At the Perimeter
Graham spent the past week at the Perimeter Institute for Theoretical Physics in Canada, as a guest of its Director Neil Turok, talking with several of its leading theoreticians. This was part of Graham’s research for his forthcoming book on the relationship between mathematics and fundamental physics, which Einstein called ‘miraculous’. For Paul Dirac, theoreticians who work on fundamental physics should regard mathematical beauty as their lodestar.
In Graham’s first stay at the Perimeter Institute, in 2012, he gave a public lecture on ‘Paul Dirac and Mathematical Beauty’, now available on Youtube. As Graham saw, the Institute is a unique place with a carefully engineered environment that encourages discussion and collaboration. Over lunch, Turok told Graham that he wants the Institute to be the best possible place to conceive and incubate new ideas’, adding that ‘there are no groups here, only creative individuals who are free to pursue their curiosity and are able to cross boundaries between different disciplines’.
Graham’s next book will look at the history of the subject, as well its developing relationship. This is why Graham wanted to revisit the Institute, now one of the world’s leading centres of research into quantum field theory, a source of great interest to both physicists and mathematicians. The importance of mathematics to modern theoretical physics was highlighted by the Institute’s recent hiring of the Irish mathematician Kevin Costello, whose innovative research has caught the imagination of several leading theoreticians, including Edward Witten. Turok says: ‘New mathematics is now crucial to many areas of contemporary theoretical physics and it’s great to see mathematicians working so closely here with physicists.’

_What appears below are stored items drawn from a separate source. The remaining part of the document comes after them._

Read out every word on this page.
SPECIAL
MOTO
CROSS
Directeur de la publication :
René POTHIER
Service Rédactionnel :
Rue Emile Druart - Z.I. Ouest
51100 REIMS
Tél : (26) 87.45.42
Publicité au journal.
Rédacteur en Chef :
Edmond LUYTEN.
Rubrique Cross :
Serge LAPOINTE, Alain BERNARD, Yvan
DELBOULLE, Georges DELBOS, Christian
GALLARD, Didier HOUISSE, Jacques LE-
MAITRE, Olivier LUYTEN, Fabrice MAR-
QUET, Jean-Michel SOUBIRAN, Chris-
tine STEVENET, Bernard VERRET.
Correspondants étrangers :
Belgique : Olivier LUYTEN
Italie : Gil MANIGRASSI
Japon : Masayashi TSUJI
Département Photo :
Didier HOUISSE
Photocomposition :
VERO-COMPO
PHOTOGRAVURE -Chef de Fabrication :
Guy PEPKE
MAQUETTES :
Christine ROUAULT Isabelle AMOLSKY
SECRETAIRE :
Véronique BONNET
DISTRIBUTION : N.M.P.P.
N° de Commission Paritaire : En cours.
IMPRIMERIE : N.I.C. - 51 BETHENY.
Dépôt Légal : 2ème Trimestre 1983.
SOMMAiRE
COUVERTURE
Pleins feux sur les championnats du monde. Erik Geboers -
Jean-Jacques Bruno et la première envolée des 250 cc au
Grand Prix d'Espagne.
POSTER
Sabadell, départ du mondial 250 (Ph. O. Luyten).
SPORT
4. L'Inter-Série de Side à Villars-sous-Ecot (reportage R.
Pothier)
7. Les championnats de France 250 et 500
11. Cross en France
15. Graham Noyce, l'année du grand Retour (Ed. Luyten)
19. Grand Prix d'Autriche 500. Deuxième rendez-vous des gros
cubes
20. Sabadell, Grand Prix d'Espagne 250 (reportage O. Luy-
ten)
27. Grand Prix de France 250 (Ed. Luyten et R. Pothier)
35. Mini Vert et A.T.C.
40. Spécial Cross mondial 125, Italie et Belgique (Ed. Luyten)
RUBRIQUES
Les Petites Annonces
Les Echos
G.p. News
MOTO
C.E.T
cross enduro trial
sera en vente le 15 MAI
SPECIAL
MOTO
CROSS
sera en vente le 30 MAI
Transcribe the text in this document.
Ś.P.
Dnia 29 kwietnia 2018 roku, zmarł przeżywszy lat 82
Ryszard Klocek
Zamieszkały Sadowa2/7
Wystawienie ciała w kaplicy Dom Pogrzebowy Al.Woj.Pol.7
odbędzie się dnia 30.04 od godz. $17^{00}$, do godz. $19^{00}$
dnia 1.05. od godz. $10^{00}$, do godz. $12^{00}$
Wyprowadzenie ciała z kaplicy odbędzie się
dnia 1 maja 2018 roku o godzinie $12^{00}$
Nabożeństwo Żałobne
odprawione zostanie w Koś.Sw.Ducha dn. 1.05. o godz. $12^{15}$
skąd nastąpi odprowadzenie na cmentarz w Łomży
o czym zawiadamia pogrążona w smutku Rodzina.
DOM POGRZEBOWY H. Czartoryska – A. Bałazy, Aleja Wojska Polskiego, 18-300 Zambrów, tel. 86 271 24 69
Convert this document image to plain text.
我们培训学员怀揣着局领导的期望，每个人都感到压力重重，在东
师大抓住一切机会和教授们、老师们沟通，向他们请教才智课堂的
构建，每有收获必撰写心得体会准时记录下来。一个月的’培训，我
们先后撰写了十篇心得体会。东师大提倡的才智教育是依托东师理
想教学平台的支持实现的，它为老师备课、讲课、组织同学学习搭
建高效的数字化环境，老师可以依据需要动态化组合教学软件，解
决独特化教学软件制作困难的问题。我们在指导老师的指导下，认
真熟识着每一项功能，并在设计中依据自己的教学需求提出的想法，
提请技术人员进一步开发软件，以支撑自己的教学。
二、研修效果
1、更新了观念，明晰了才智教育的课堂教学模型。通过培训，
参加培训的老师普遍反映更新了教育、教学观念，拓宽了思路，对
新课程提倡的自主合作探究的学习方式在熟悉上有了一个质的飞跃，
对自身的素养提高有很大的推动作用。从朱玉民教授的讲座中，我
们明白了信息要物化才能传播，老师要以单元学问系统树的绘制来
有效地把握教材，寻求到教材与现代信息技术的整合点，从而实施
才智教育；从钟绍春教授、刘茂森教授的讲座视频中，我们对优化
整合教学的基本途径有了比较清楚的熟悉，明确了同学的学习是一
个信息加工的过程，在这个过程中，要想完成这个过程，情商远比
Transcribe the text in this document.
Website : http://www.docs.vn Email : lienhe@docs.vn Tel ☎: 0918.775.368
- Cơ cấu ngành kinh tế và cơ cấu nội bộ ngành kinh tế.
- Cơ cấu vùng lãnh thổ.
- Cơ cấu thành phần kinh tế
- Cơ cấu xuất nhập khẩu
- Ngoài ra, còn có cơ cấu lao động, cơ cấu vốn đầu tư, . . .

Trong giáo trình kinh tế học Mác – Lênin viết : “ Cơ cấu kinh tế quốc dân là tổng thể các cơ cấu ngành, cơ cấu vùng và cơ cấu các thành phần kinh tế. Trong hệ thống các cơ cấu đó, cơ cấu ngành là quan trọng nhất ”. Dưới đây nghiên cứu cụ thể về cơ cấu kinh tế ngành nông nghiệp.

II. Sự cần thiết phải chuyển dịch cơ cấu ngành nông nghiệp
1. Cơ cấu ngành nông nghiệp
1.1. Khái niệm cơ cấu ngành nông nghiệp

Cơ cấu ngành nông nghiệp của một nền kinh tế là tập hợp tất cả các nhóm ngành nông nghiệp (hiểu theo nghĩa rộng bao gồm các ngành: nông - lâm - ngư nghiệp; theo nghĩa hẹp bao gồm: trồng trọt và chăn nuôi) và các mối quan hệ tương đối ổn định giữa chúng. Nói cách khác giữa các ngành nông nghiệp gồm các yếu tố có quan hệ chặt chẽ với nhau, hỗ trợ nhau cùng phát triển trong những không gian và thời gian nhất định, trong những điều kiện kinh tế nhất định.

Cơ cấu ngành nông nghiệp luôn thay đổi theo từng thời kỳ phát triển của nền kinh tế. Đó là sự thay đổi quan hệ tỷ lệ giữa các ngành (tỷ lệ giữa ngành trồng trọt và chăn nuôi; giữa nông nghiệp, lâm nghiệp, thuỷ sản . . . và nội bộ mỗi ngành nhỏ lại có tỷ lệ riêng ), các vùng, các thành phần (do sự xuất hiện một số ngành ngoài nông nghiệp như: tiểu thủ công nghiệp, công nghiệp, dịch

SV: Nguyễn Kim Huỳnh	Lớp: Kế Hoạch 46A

One of the most productive areas of mathematics-physics collaboration in the past few years has been the theoretical study of scattering of fundamental particles. Institute’s leading theoreticians, the Venezuelan physicist Freddy Cazacho, is one of the leaders in this field, following his collaboration with Nima Arkani-Hamed, of the Institute for Advanced Study in Princeton. Graham spoke to the two of them, and learned how their aim of shedding light on the interactions of sub-atomic physics has led them to new areas of contemporary mathematics, especially in the field of algebraic geometry, notably in the development of so-called Positive Grassmanians.
One of the highlights of Graham’s visit was the opportunity to attend gathering of mathematicians who assembled at the Perimeter Institute to discuss the theme of ‘Symplectic Duality and Gauge Theory’. On the Saturday morning, it was ‘standing room only’ for Edward’s talk on the Geometric Langlands Programme and the light it sheds on gauge theories. Graham was struck by the atmosphere in this talk: ‘here was a great theoretician reaching out to mathematicians, bringing new insights into front-line mathematics from front-line physics, at the same time as seeking inspiration from mathematics’. It was a fitting climax to an enormously productive visit.